All eyes turned to the black and white image behind the detective superintendent. A man with dark hair and high Slavonic cheekbones stared back at them. It was not the picture of a monster some of them might have expected to see; in fact the technician responsible for creating the e-fit had shown the suspect’s features to have a certain boyish charm. That, thought Lorimer, was one of the enduring things about chasing criminals: many of them look just like you or me, he continued to tell his junior officers. And this lot here knew that full well, even hardened cynics like Sutherland who saw junked-up street women as simply worthless and killers as evil monsters. The truth was usually far more subtle than that.
‘What are you going to tell the press?’ a voice asked and Lorimer turned to see DC Barbara Knox, her eyes bright and eager as though this was something that concerned her.
‘I think we have to tread warily,’ Lorimer answered. ‘If we give them this photofit then that could drive the man underground.’ He turned back to point at the image. ‘I think you’ll agree that there is a slight hint of Eastern European about him. And we don’t want him to head for those particular hills. So,’ he went on, ‘officers at all airports and seaports will be given this picture and a briefing, but the press will be kept out of it for now. If we fail to make any real headway, it might mean a nationwide alert, though. So, it’s back to some of our original ground. If we are right, and this man was responsible for attacking Carol Kirkpatrick and Tracey-Anne Geddes, then someone in the city may have supplied him with the weapon he used. So, let’s see if this picture can jog a memory or two.’
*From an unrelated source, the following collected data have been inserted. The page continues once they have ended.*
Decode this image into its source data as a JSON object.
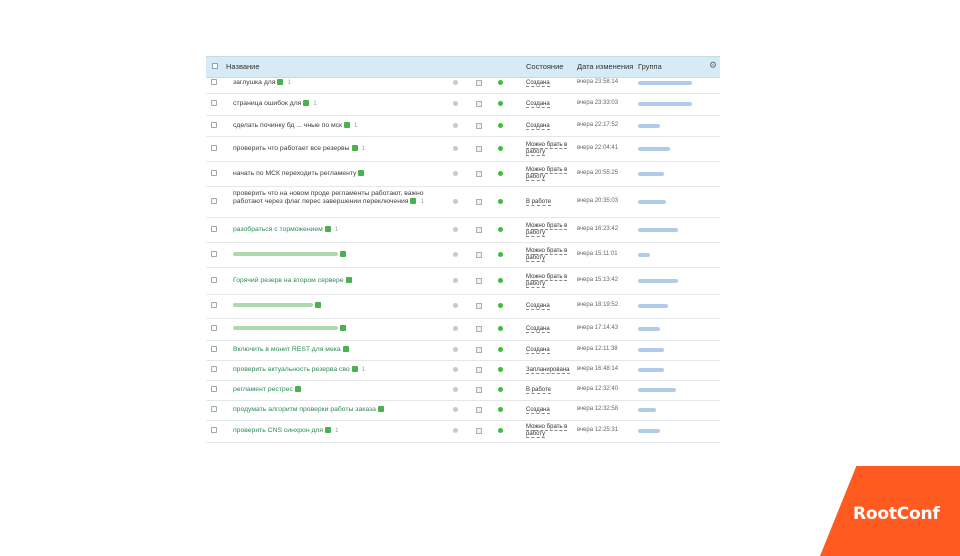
{
  "header": {
    "name": "Название",
    "state": "Состояние",
    "date": "Дата изменения",
    "group": "Группа"
  },
  "rows": [
    {
      "title": "заглушка для",
      "green": false,
      "count": "1",
      "state": "Создана",
      "date": "вчера 23:58:14"
    },
    {
      "title": "страница ошибок для",
      "green": false,
      "count": "1",
      "state": "Создана",
      "date": "вчера 23:33:03"
    },
    {
      "title": "сделать починку бд ... чные по мск",
      "green": false,
      "count": "1",
      "state": "Создана",
      "date": "вчера 22:17:52"
    },
    {
      "title": "проверить что работает все резервы",
      "green": false,
      "count": "1",
      "state": "Можно брать в работу",
      "date": "вчера 22:04:41"
    },
    {
      "title": "начать по МСК переходить регламенту",
      "green": false,
      "count": "",
      "state": "Можно брать в работу",
      "date": "вчера 20:55:25"
    },
    {
      "title": "проверить что на новом проде регламенты работают, важно работают через флаг перес завершении переключения",
      "green": false,
      "count": "1",
      "state": "В работе",
      "date": "вчера 20:35:03"
    },
    {
      "title": "разобраться с торможением",
      "green": true,
      "count": "1",
      "state": "Можно брать в работу",
      "date": "вчера 16:23:42"
    },
    {
      "title": "",
      "green": true,
      "count": "",
      "state": "Можно брать в работу",
      "date": "вчера 15:11:01"
    },
    {
      "title": "Горячий резерв на втором сервере",
      "green": true,
      "count": "",
      "state": "Можно брать в работу",
      "date": "вчера 15:13:42"
    },
    {
      "title": "",
      "green": true,
      "count": "",
      "state": "Создана",
      "date": "вчера 18:19:52"
    },
    {
      "title": "",
      "green": true,
      "count": "",
      "state": "Создана",
      "date": "вчера 17:14:43"
    },
    {
      "title": "Включить в монит REST для мека",
      "green": true,
      "count": "",
      "state": "Создана",
      "date": "вчера 12:11:38"
    },
    {
      "title": "проверить актуальность резерва сво",
      "green": true,
      "count": "1",
      "state": "Запланирована",
      "date": "вчера 16:48:14"
    },
    {
      "title": "регламент рестрес",
      "green": true,
      "count": "",
      "state": "В работе",
      "date": "вчера 12:32:40"
    },
    {
      "title": "продумать алгоритм проверки работы заказа",
      "green": true,
      "count": "",
      "state": "Создана",
      "date": "вчера 12:32:58"
    },
    {
      "title": "проверить CNS синхрон для",
      "green": true,
      "count": "1",
      "state": "Можно брать в работу",
      "date": "вчера 12:25:31"
    }
  ],
  "brand": {
    "logo_text": "RootConf",
    "color": "#ff5a1f"
  }
}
As Lorimer entered his room he could hear a ‘woooooo!’ coming from the far end of the corridor, no doubt some clown (Sutherland?) mimicking a wolf howling at the moon.
He scratched his cheek thoughtfully. The Malmaison Hotel where he was to dine with Maggie wasn’t too far away from headquarters. If he had a surveillance team organised for that night, would the man in the white Mercedes make an appearance? Or would it be better to have special officers focused on the CCTV cameras around the drag? Perhaps undercover police officers might be required to take the places of the Glasgow street women that night? These and other questions filled the detective superintendent’s mind as he considered his strategy.